PURPOSE: Due to increasing demand for high-spatial resolution dosimetry, radiochromic films have been investigated as potential candidates but are often limited by the scanning system, e.g., flatbed optical scanner. In this study, Raman spectroscopy in conjunction with a microscope was selected as an alternative method for high-spatial resolution dosimetry of radiochromic film. METHODS: Unlaminated Gafchromic™ EBT3 films were irradiated with doses between 0 and 50 Gy using 6 MV x-rays of a clinical linear accelerator. Depth profiling from the surface of unlaminated film was performed to acquire the maximum Raman intensity peaks of C≡C and C=C stretching bands of diacetylene polymer. The Raman mapping technique for a region of interest (200 × 200, 30 × 30 µm(2)) was developed to reduce a large variation in a Raman spectrum produced with a sampling resolution of a few µm. The preprocessing of Raman spectra was carried out to determine a dosimetric relationship with the amount of diacetylene polymerization.
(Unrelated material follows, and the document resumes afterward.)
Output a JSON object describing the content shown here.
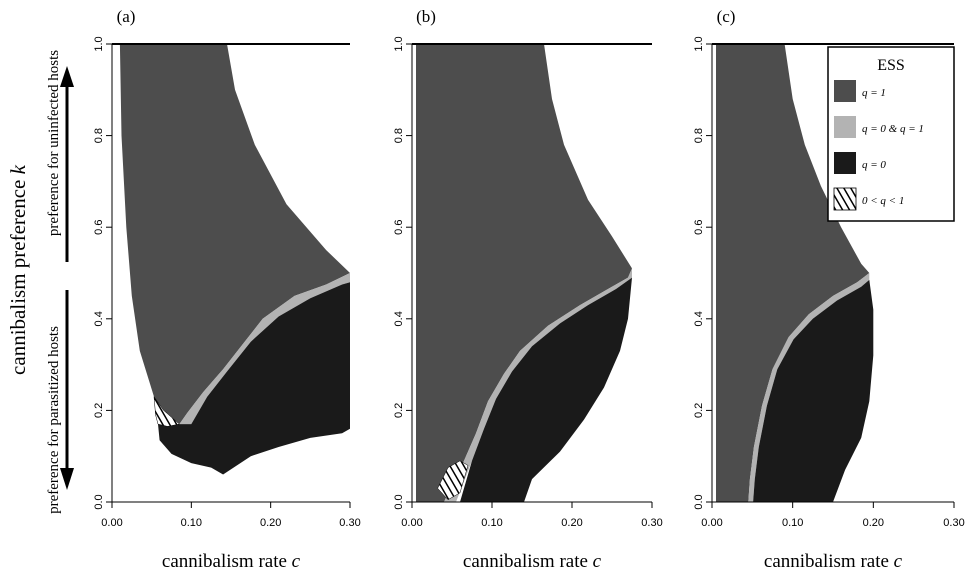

RESULTS: Due to partial diacetylene polymerization upon irradiation, two Raman peaks of C=C and C≡C stretching bands were observed around 1447 and 2060 cm(-1), respectively. The maximum intensities of the two peaks were obtained by positioning a focused laser spot on the surface of unlaminated film. For the dose range of 0-50 Gy, the band heights of both C≡C and C=C peaks increase asymptotically with increasing doses and can be fit with an exponential function of two components. The relative standard deviation in Raman mapping was found to be less than ±5%. By using this technique, dose uniformity was found to be within ±2%. CONCLUSIONS: The Raman intensity for C=C and C≡C peaks increases with an increase in the amount of diacetylene polymerization due to an increase in dose. This study shows the potential of Raman spectroscopy as an alternative for absolute dosimetry verifications with a high-spatial resolution of a few µm, but these findings need to be further validated for the purpose of microdosimetry.